Police in Milan opened a criminal investigation in 2013 into whether senior Legion clergymen offered a bribe to induce an Italian sexual abuse victim to recant testimony he had given prosecutors. Four Legion members were charged with attempted extortion and obstruction of justice. The case is pending.

Garza was himself accused of child molestation in a 2016 suit that attracted media attention, but it was withdrawn in 2019. At the time, a spokesperson for the Legion said Garza “categorically denies his involvement in this or any other abuse.” The Legion’s own internal investigation cleared Garza. In May, lawyers for the alleged victim told L’Espresso, an ICIJ partner in Italy, that they are exploring ways to refile the suit.
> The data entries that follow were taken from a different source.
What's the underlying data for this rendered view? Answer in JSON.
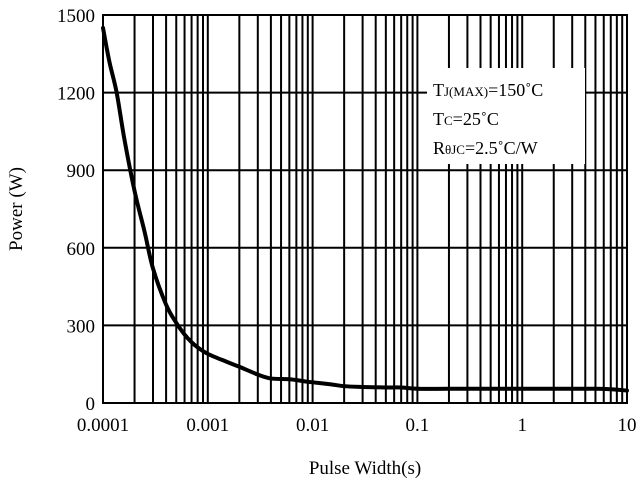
{
  "chart_data": {
    "type": "line",
    "title": "",
    "xlabel": "Pulse Width(s)",
    "ylabel": "Power (W)",
    "x_scale": "log",
    "xlim": [
      0.0001,
      10
    ],
    "ylim": [
      0,
      1500
    ],
    "grid": true,
    "x_ticks": [
      0.0001,
      0.001,
      0.01,
      0.1,
      1,
      10
    ],
    "x_tick_labels": [
      "0.0001",
      "0.001",
      "0.01",
      "0.1",
      "1",
      "10"
    ],
    "y_ticks": [
      0,
      300,
      600,
      900,
      1200,
      1500
    ],
    "y_tick_labels": [
      "0",
      "300",
      "600",
      "900",
      "1200",
      "1500"
    ],
    "annotation": {
      "line1": {
        "main": "T",
        "sub": "J(MAX)",
        "rest": "=150˚C"
      },
      "line2": {
        "main": "T",
        "sub": "C",
        "rest": "=25˚C"
      },
      "line3": {
        "main": "R",
        "sub": "θJC",
        "rest": "=2.5˚C/W"
      }
    },
    "series": [
      {
        "color": "#000000",
        "x": [
          0.0001,
          0.000115,
          0.000135,
          0.00016,
          0.0002,
          0.00025,
          0.0003,
          0.0004,
          0.0005,
          0.0006,
          0.0007,
          0.0008,
          0.001,
          0.0015,
          0.002,
          0.003,
          0.004,
          0.006,
          0.008,
          0.01,
          0.015,
          0.02,
          0.03,
          0.05,
          0.07,
          0.1,
          0.2,
          0.5,
          1,
          2,
          5,
          7,
          10
        ],
        "y": [
          1450,
          1320,
          1200,
          1020,
          820,
          660,
          520,
          380,
          310,
          265,
          235,
          215,
          190,
          160,
          140,
          110,
          95,
          92,
          85,
          80,
          72,
          65,
          62,
          60,
          60,
          55,
          55,
          55,
          55,
          55,
          55,
          53,
          48
        ]
      }
    ]
  }
}
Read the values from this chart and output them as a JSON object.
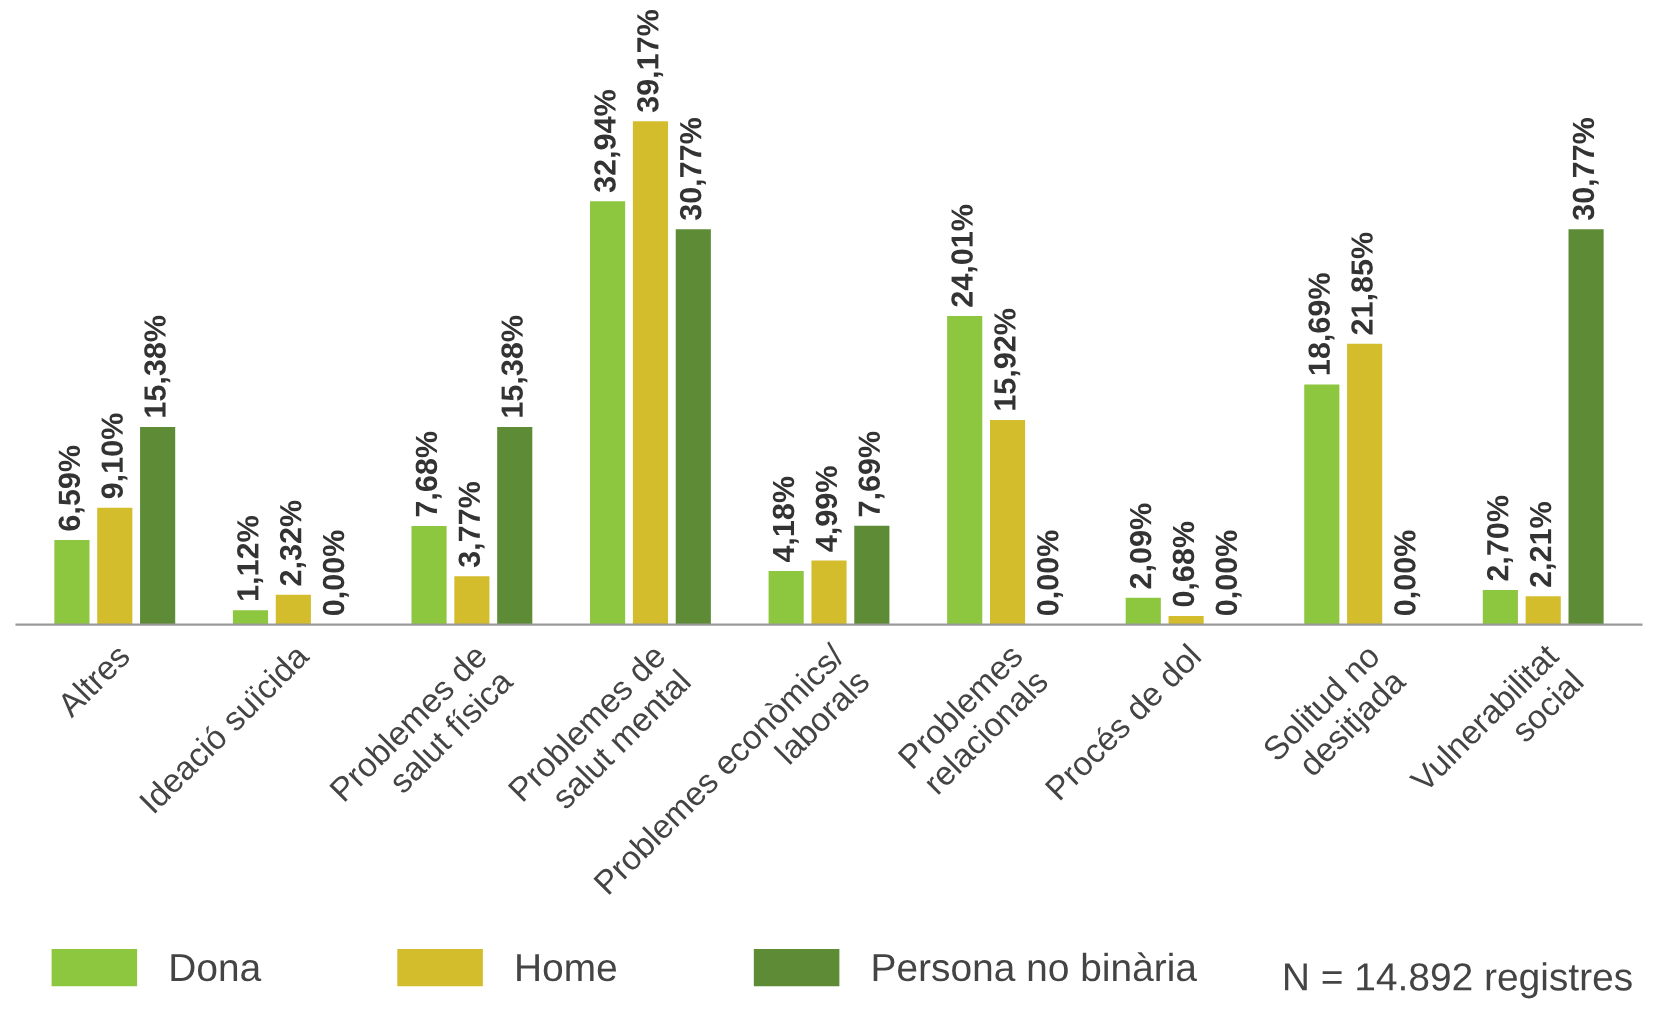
{
  "chart_data": {
    "type": "bar",
    "categories": [
      "Altres",
      "Ideació suïcida",
      "Problemes de\nsalut física",
      "Problemes de\nsalut mental",
      "Problemes econòmics/\nlaborals",
      "Problemes\nrelacionals",
      "Procés de dol",
      "Solitud no\ndesitjada",
      "Vulnerabilitat\nsocial"
    ],
    "series": [
      {
        "name": "Dona",
        "color": "#8dc63f",
        "values": [
          6.59,
          1.12,
          7.68,
          32.94,
          4.18,
          24.01,
          2.09,
          18.69,
          2.7
        ],
        "value_labels": [
          "6,59%",
          "1,12%",
          "7,68%",
          "32,94%",
          "4,18%",
          "24,01%",
          "2,09%",
          "18,69%",
          "2,70%"
        ]
      },
      {
        "name": "Home",
        "color": "#d4bd2c",
        "values": [
          9.1,
          2.32,
          3.77,
          39.17,
          4.99,
          15.92,
          0.68,
          21.85,
          2.21
        ],
        "value_labels": [
          "9,10%",
          "2,32%",
          "3,77%",
          "39,17%",
          "4,99%",
          "15,92%",
          "0,68%",
          "21,85%",
          "2,21%"
        ]
      },
      {
        "name": "Persona no binària",
        "color": "#5e8b36",
        "values": [
          15.38,
          0.0,
          15.38,
          30.77,
          7.69,
          0.0,
          0.0,
          0.0,
          30.77
        ],
        "value_labels": [
          "15,38%",
          "0,00%",
          "15,38%",
          "30,77%",
          "7,69%",
          "0,00%",
          "0,00%",
          "0,00%",
          "30,77%"
        ]
      }
    ],
    "legend": "bottom",
    "grid": false,
    "annotations": [
      "N = 14.892 registres"
    ]
  }
}
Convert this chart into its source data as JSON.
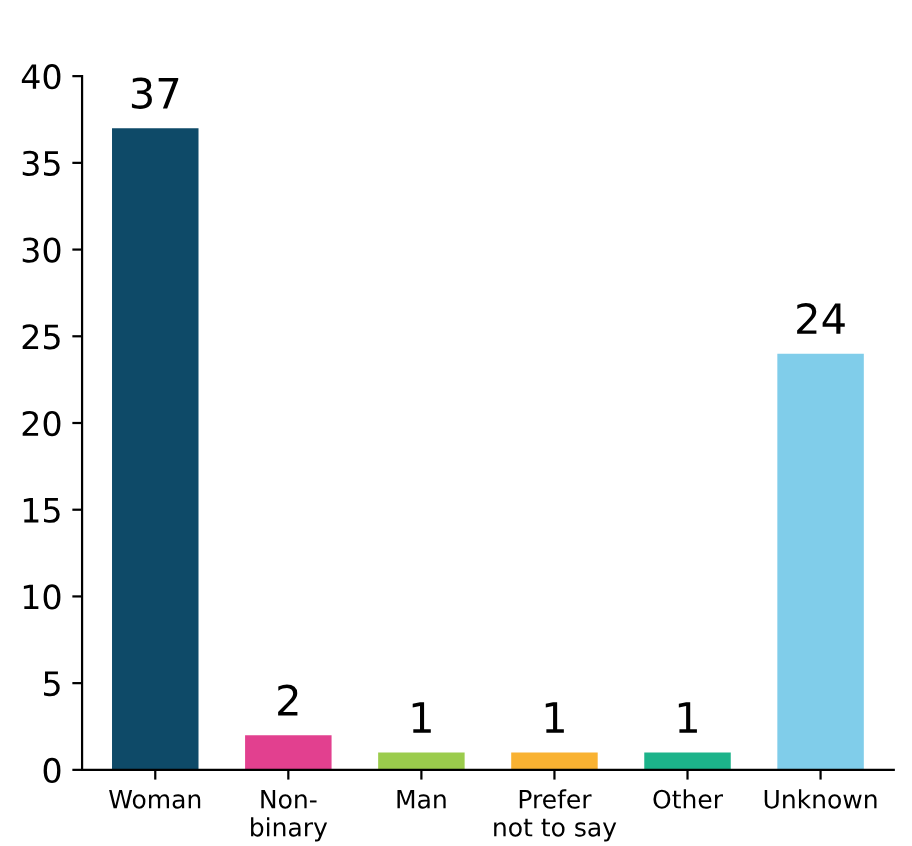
{
  "chart_data": {
    "type": "bar",
    "categories": [
      "Woman",
      "Non-\nbinary",
      "Man",
      "Prefer\nnot to say",
      "Other",
      "Unknown"
    ],
    "values": [
      37,
      2,
      1,
      1,
      1,
      24
    ],
    "colors": [
      "#0e4a68",
      "#e2408f",
      "#9bcc4c",
      "#f9b232",
      "#1cb38a",
      "#80cdea"
    ],
    "ylim": [
      0,
      40
    ],
    "yticks": [
      0,
      5,
      10,
      15,
      20,
      25,
      30,
      35,
      40
    ],
    "data_labels": true,
    "grid": false,
    "legend": false
  }
}
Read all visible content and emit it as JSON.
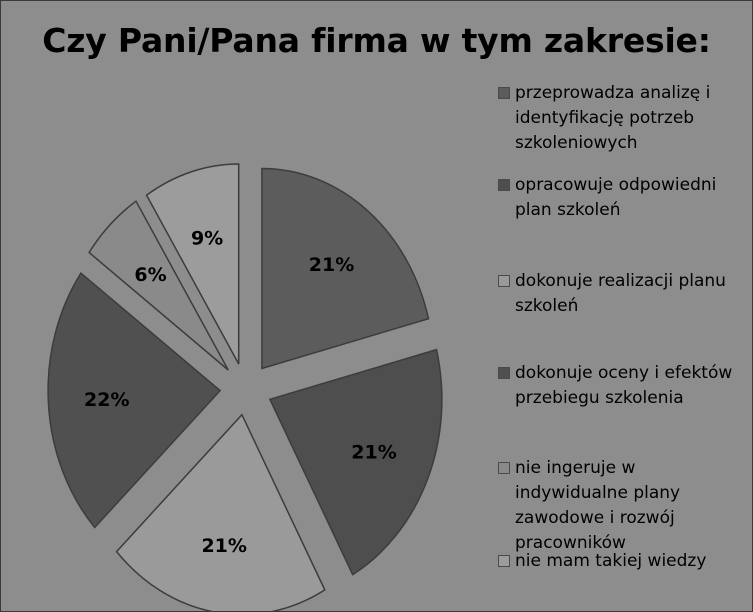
{
  "chart_data": {
    "type": "pie",
    "title": "Czy Pani/Pana firma w tym zakresie:",
    "categories": [
      "przeprowadza analizę i identyfikację potrzeb szkoleniowych",
      "opracowuje odpowiedni plan szkoleń",
      "dokonuje realizacji planu szkoleń",
      "dokonuje oceny i efektów przebiegu szkolenia",
      "nie ingeruje w indywidualne plany zawodowe i rozwój pracowników",
      "nie mam takiej wiedzy"
    ],
    "values": [
      21,
      21,
      21,
      22,
      6,
      9
    ],
    "data_labels": [
      "21%",
      "21%",
      "21%",
      "22%",
      "6%",
      "9%"
    ],
    "colors": [
      "#5c5c5c",
      "#4e4e4e",
      "#9a9a9a",
      "#505050",
      "#8a8a8a",
      "#9c9c9c"
    ],
    "legend_position": "right",
    "exploded": true
  }
}
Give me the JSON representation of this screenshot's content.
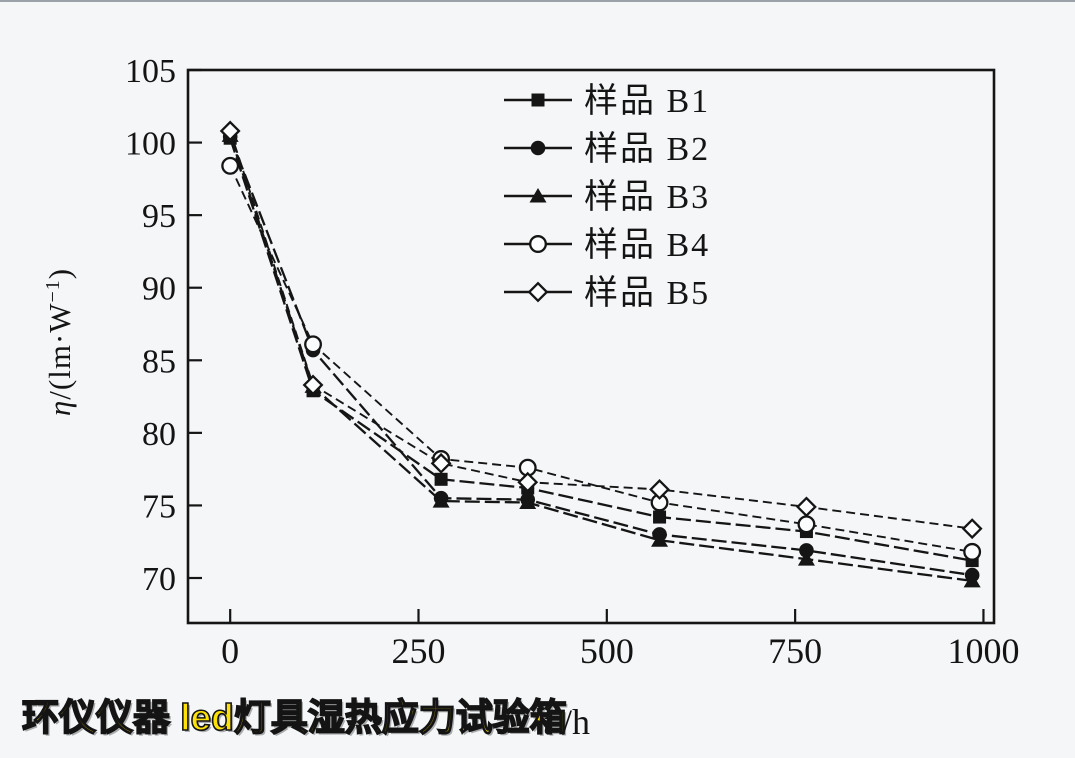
{
  "page": {
    "background": "#f4f6f8",
    "caption": {
      "text": "环仪仪器 led灯具湿热应力试验箱",
      "color": "#ffe10a"
    }
  },
  "chart_data": {
    "type": "line",
    "title": "",
    "xlabel": "t/h",
    "xlabel_parts": {
      "symbol": "t",
      "rest": " /h"
    },
    "ylabel": "η/(lm·W⁻¹)",
    "ylabel_parts": {
      "symbol": "η",
      "open": "/(lm·W",
      "sup": "−1",
      "close": ")"
    },
    "xlim": [
      -56,
      1014
    ],
    "ylim": [
      66.9,
      105
    ],
    "x_ticks": [
      0,
      250,
      500,
      750,
      1000
    ],
    "y_ticks": [
      105,
      100,
      95,
      90,
      85,
      80,
      75,
      70
    ],
    "grid": false,
    "legend_position": "top-center-inside",
    "line_color": "#151515",
    "x": [
      0,
      110,
      280,
      395,
      570,
      765,
      985
    ],
    "series": [
      {
        "key": "b1",
        "name": "样品 B1",
        "marker": "filled-square",
        "values": [
          100.3,
          82.9,
          76.8,
          76.2,
          74.2,
          73.2,
          71.2
        ]
      },
      {
        "key": "b2",
        "name": "样品 B2",
        "marker": "filled-circle",
        "values": [
          100.4,
          85.7,
          75.5,
          75.4,
          73.0,
          71.9,
          70.2
        ]
      },
      {
        "key": "b3",
        "name": "样品 B3",
        "marker": "filled-triangle",
        "values": [
          100.5,
          83.2,
          75.3,
          75.2,
          72.6,
          71.3,
          69.8
        ]
      },
      {
        "key": "b4",
        "name": "样品 B4",
        "marker": "open-circle",
        "values": [
          98.4,
          86.1,
          78.2,
          77.6,
          75.2,
          73.7,
          71.8
        ]
      },
      {
        "key": "b5",
        "name": "样品 B5",
        "marker": "open-diamond",
        "values": [
          100.8,
          83.3,
          77.9,
          76.6,
          76.1,
          74.9,
          73.4
        ]
      }
    ]
  }
}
In November 2017, L’Espresso published an investigation into a portion of the Legion’s offshore finances, revealing that $300 million had moved through a Legion-owned company in Bermuda more than a decade before. Although the New Zealand trusts were active when this information became public, they remained a well-kept secret. Responding in 2017 to disclosures of its financial activities in Bermuda and other tax havens, the Legion declared that it “does not own offshore companies, nor does it own resources in offshore companies.”

The order characterized the offshore accounts as a relic of Maciel’s bygone reign.

In February 2020, Pope Francis told the Legion that the order had been tainted by the cult of personality surrounding its founder, and, even after a decade of heightened supervision from the Vatican, the order was still not fully reformed.